Why does anyone read a published collection of letters? In my own case, to learn more about someone who interests me, and to discover something of the human individual behind the public persona. Seamus Heaney, whose work I have loved since I encountered it first in the mid-1980s, presented two faces to the world. First, the peerless poet who left us a body of work of unique beauty. Second, poetry’s global ambassador whose life, especially after winning the Nobel Prize, seemed an exhausting parade of readings, lectures, and public endorsements of the works of others, both the long dead and those young writers just starting out. Away from the glare of literary celebrity, Famous Seamus, as he was sometimes called, steps out of the pages of this collection of letters first and foremost as a great and loyal friend. The best letters here are those he wrote to his dearest friends, the likes of Michael Longley, Seamus Deane, and Ted Hughes.
The collection opens in December 1964 just before his first collection of poems was accepted by Faber & Faber, and ends just before his death in 2013. Someone else will no doubt collect, organize, edit and publish his earlier letters, but Christopher Reid chooses wisely to begin this selection just as Heaney, then twenty-five, was on the brink of beginning his career as a published poet.

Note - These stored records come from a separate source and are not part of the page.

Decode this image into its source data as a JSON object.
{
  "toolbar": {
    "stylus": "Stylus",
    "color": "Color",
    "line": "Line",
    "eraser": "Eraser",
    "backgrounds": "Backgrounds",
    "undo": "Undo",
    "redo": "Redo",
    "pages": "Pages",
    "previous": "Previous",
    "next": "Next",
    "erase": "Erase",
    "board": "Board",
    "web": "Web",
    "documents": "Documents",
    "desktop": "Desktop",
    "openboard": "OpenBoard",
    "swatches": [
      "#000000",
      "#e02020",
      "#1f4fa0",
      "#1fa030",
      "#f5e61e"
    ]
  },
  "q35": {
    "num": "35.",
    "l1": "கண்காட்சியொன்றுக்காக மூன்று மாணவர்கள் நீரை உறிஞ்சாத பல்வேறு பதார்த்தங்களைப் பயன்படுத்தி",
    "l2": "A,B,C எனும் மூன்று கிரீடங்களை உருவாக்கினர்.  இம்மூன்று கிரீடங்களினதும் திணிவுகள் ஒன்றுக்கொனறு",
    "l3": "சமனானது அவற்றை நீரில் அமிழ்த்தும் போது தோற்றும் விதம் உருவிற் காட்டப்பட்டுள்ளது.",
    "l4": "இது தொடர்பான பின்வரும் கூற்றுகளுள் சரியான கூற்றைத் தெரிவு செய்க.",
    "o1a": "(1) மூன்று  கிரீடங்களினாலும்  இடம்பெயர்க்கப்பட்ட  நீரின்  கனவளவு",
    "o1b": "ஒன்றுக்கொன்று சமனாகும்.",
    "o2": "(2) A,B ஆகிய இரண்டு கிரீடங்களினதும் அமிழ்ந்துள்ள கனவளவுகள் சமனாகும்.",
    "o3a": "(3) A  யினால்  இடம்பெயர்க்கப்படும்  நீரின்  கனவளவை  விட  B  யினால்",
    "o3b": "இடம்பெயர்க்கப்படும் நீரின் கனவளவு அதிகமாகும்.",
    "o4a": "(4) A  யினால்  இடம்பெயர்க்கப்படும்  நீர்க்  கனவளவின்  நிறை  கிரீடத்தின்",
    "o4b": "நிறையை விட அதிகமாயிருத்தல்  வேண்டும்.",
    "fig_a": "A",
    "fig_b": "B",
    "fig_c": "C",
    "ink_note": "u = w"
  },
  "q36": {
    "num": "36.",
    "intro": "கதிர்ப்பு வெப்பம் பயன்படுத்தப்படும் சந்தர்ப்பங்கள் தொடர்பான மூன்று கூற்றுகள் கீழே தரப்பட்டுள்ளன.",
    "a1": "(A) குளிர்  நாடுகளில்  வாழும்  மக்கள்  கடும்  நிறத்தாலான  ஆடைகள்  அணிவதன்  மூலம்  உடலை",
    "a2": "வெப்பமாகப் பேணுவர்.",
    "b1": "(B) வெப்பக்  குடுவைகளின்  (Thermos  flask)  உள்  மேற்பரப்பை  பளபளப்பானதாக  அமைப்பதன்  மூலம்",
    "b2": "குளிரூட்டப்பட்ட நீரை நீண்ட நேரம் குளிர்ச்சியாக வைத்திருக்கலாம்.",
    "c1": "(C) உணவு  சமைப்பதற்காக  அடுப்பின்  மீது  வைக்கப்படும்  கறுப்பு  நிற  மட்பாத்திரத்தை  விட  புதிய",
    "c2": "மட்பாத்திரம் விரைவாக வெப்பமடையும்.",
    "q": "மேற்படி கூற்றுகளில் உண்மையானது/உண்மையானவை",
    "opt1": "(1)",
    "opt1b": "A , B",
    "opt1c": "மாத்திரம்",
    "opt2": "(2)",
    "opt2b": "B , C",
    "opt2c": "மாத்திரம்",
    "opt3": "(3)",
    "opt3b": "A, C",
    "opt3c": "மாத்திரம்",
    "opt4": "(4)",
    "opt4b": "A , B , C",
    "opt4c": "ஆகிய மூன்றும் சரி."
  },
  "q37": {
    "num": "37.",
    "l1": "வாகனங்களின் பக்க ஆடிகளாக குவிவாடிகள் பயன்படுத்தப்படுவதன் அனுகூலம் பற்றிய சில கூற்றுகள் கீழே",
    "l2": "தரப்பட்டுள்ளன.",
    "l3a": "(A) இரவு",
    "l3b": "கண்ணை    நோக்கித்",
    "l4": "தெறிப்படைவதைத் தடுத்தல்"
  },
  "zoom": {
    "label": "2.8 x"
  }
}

It should be no surprise to anyone that Heaney wrote beautiful letters. What a joy it must have been to receive one of them, filled, as they so often were, with teeming images, brilliance, fun, and warmth. His letters to fellow writers, notably to those younger than him, like Paul Muldoon, offer words of encouragement, praise, and support. As he grew older, and as the Nobel Prize brought great fame and never ending demands on him, the strain started to show, but there was always time for friends. Private letters don’t always show their writers in a favorable light. Heaney had no such worries. I closed this book concluding that the great poet was also a wise, loving, and generous man.